S'agissant des clubs, d'autre part :

- à partir du moment où le club résident est un simple locataire sans droits réels ni marges de manoeuvre de gestion du stade, il n'a que peu d'intérêt à l'exploiter économiquement et à moderniser l'infrastructure ;

- les risques d'évolution politique de la collectivité et de changement de stratégie vis-à-vis des clubs résidents les rendent peu enclins à investir sur le long terme.

Il semble ainsi que la propriété publique des stades ne soit pas un élément susceptible d'encourager les investissements dans les infrastructures sportives. Elle aurait plutôt pour effet de mettre en place un mécanisme perdant/perdant au détriment de la qualité des installations sportives.

L'idéal serait pourtant de définir des modalités de coopération permettant de renverser la tendance au profit d'une modernisation des équipements.

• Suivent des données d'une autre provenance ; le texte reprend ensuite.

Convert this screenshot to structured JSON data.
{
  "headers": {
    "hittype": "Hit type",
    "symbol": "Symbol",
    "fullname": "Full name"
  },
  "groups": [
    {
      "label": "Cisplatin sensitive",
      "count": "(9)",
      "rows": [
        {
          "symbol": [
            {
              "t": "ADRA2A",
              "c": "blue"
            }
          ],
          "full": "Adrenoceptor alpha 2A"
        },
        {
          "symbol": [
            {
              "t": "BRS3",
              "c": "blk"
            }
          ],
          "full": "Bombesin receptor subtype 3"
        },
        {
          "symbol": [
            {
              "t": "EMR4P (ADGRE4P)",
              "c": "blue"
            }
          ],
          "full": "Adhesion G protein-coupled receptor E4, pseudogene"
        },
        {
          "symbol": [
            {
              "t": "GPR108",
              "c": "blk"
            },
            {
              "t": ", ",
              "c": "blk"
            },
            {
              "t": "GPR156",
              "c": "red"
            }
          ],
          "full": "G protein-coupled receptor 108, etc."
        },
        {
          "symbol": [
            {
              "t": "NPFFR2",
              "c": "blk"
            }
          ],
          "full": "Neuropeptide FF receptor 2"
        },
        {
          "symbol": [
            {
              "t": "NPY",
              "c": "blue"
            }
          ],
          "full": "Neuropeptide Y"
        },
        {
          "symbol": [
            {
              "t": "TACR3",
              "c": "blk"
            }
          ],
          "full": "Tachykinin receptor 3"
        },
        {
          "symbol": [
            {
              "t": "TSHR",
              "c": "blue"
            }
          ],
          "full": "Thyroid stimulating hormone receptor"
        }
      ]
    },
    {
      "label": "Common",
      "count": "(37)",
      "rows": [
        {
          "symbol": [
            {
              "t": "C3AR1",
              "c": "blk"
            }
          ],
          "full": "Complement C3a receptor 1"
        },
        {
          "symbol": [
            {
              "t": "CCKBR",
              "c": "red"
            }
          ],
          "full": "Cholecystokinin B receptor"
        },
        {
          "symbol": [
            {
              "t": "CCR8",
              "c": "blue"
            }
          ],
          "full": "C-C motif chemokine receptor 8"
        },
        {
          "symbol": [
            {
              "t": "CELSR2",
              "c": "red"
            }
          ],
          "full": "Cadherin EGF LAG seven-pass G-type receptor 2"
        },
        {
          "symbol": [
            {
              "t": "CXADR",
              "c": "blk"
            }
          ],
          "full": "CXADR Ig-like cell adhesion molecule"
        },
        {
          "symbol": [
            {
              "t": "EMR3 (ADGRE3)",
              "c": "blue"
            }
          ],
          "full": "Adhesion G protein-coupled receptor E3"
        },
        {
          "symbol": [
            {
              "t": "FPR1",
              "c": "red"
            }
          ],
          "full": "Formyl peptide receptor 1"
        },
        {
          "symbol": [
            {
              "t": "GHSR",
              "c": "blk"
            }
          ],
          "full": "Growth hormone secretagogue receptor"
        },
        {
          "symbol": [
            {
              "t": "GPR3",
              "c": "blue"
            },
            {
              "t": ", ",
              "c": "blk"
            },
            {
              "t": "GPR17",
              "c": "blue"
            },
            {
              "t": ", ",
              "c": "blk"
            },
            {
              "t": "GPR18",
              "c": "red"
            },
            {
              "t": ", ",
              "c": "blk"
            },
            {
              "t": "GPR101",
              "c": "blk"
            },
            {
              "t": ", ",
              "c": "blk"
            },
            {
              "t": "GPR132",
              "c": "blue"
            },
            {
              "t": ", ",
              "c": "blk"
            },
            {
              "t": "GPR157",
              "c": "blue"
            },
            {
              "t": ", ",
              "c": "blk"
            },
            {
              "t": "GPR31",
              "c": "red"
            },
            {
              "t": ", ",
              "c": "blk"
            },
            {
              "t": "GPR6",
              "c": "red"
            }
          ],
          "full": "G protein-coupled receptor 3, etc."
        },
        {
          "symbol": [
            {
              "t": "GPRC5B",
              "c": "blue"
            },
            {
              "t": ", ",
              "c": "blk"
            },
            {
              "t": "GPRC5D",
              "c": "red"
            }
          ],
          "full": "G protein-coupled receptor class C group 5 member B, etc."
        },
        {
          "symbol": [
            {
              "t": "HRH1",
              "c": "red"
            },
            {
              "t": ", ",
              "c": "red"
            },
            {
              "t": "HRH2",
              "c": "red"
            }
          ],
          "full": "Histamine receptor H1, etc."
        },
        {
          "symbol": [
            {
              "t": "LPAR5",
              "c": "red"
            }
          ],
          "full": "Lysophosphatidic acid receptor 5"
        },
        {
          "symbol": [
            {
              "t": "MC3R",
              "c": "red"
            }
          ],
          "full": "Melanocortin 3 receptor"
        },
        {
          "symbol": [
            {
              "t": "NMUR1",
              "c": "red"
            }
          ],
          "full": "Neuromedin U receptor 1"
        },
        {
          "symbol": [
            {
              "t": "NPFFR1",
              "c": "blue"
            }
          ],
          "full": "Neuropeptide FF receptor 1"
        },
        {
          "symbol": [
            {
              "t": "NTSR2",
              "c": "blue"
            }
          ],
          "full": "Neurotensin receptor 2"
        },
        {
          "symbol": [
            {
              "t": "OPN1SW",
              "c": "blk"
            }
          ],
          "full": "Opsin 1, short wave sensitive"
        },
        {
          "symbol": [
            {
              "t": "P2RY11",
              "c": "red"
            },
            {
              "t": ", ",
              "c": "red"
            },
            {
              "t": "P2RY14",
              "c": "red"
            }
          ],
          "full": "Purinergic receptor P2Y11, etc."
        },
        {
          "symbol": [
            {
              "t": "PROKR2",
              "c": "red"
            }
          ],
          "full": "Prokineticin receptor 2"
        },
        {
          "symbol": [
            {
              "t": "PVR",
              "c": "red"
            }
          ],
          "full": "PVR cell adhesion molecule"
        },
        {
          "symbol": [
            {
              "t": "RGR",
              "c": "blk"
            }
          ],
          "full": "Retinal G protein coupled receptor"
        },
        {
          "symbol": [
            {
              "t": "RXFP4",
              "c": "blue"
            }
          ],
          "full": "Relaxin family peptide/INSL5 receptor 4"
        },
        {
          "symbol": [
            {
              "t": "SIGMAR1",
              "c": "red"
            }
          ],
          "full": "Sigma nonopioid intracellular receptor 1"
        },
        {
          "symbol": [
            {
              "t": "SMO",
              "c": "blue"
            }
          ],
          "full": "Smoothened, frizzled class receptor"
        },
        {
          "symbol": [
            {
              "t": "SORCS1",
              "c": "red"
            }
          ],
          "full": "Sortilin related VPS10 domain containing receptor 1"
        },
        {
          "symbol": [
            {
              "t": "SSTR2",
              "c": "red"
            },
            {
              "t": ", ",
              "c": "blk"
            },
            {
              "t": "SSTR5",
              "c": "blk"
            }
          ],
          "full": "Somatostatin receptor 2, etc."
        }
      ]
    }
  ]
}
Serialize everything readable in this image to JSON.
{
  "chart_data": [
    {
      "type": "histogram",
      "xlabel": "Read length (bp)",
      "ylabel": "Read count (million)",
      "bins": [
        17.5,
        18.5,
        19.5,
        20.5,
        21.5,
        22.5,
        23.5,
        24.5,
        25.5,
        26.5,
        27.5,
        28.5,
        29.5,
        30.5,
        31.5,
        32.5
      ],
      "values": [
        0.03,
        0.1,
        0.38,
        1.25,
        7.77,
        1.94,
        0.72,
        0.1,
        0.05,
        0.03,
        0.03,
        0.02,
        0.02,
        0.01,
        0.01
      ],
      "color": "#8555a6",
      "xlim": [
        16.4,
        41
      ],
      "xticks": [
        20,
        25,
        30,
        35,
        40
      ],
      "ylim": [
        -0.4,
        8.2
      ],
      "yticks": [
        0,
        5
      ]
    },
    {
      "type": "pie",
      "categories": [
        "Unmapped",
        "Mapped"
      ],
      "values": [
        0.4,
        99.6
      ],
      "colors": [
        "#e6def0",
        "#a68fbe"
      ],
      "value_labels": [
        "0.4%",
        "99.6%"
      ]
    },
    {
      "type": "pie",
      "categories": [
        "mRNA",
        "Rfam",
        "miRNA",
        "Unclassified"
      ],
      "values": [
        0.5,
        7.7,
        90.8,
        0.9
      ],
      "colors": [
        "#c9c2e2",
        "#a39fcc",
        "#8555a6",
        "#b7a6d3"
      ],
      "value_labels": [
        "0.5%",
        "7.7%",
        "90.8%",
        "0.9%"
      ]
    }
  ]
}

La question des formules juridiques disponibles est au coeur de la problématique.

2. Des raisons juridiques

Il n'existe aucun cadre juridique adapté à l'ensemble des projets, le choix dépendant de chaque situation : rénovation ou construction, maîtrise d'ouvrage publique ou privée, mode de financement...

Le choix de telle ou telle formule, maîtrise d'ouvrage publique, concession, partenariat public privé ou bail emphytéotique administratif emporte en effet des conséquences différentes sur la capacité de la collectivité à moderniser ses installations.

(1) Les cas où la collectivité souhaite agir seule : la maitrise d'ouvrage publique

Traditionnellement, et notamment s'agissant des équipements municipaux utilisés par les clubs amateurs, l'outil juridique utilisé en cas de constructions ou rénovations est celui de la maîtrise d'ouvrage publique .

La loi dite « MOP » - loi n° 85-704 du 12 juillet 1985 modifiée relative à la maîtrise d'ouvrage publique et à ses rapports avec la maîtrise d'oeuvre privée - encadre :

- « la réalisation de tous ouvrages de bâtiment ou d'infrastructure ainsi qu'aux équipements industriels destinés à leur exploitation dont les maîtres d'ouvrage sont :

1° L'État et ses établissements publics ;

2° Les collectivités territoriales, leurs établissements publics , les établissements publics d'aménagement de ville nouvelle créés en application de l'article L. 321-1 du code de l'urbanisme, leurs groupements ainsi que les syndicats mixtes visés à l'article L. 166-1 du code des communes (...) ».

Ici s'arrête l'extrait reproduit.